Fort Smith Public Schools also will continue all staff and student safety standards at least through the end of the school year, Deputy Superintendent Martin Mahan told the FSPS school board March 29. The safety protocols include directions on arriving at schools, visitors to the schools, food deliveries to the school, personal protective equipment, plastic barriers, masks and social distancing, Mahan said.

Hutchinson also extended the Arkansas COVID-19 vaccine plan to include all Arkansans over the age of 16. UAFS held an all-student vaccination clinic Thursday (April 1) at the Stubblefield Center. The clinic vaccinated 448 at the clinic.

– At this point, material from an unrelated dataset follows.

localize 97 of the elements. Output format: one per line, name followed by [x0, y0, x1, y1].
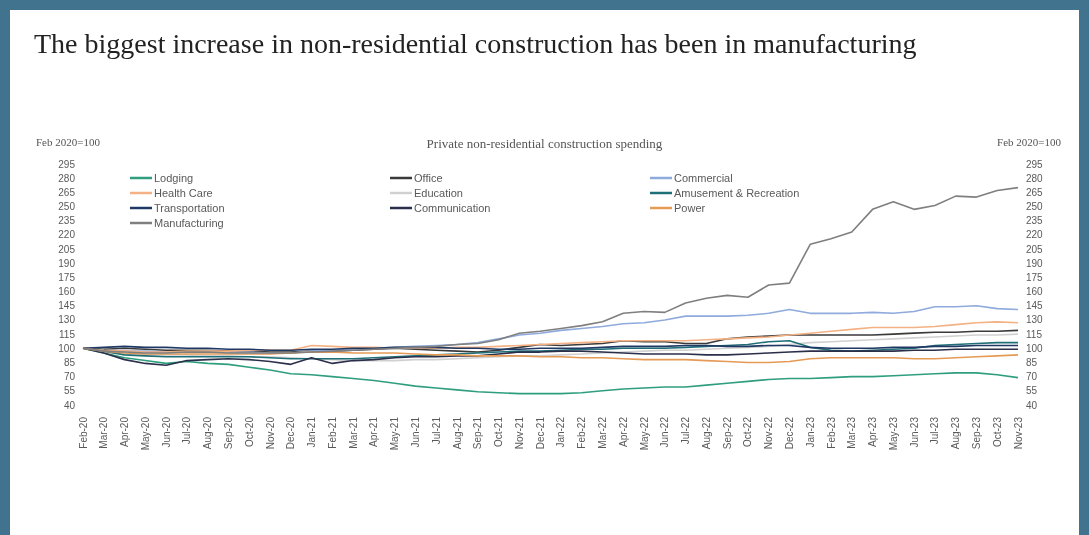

Those vaccinated were predominantly students though local alumni was emailed about the clinic as well, said Rachel Rodemann Putman, associate director for strategic communications.

“With three COVID-19 vaccines approved by the FDA for emergency use, continued downward trends in both new COVID cases and COVID hospitalizations in the state, and single-digit numbers of cases on our campus, I am thrilled to announce that we will open campus to fully in-person operations this fall and offer a greater number of face-to-face classes this summer,” Riley said.

UAFS announced in February it would have in-person commencement ceremonies in May. Ceremonies will be conducted over four days to honor graduates from the current semester and those from spring, summer, and fall of 2020 who were unable to participate in a traditional ceremony. Each ceremony will be no more than one hour long, and all will be live-streamed on the UAFS YouTube channel. Strict guidelines will be enforced to ensure the safety and well-being of all participants. Each ceremony will be limited to 140 graduates, who will check in 30 minutes before the ceremony’s start time and proceed to their seat on the arena floor. There will not be a traditional processional.

FSPS also will have “slightly modified graduation ceremonies” for graduations at Northside and Southside high schools. Southside High School graduation ceremonies will be at 7 p.m. May 20 at the Jim Rowland Stadium. Northside High School Graduation ceremonies will be at 7 p.m. May 21 at Mayo-Thompson Stadium.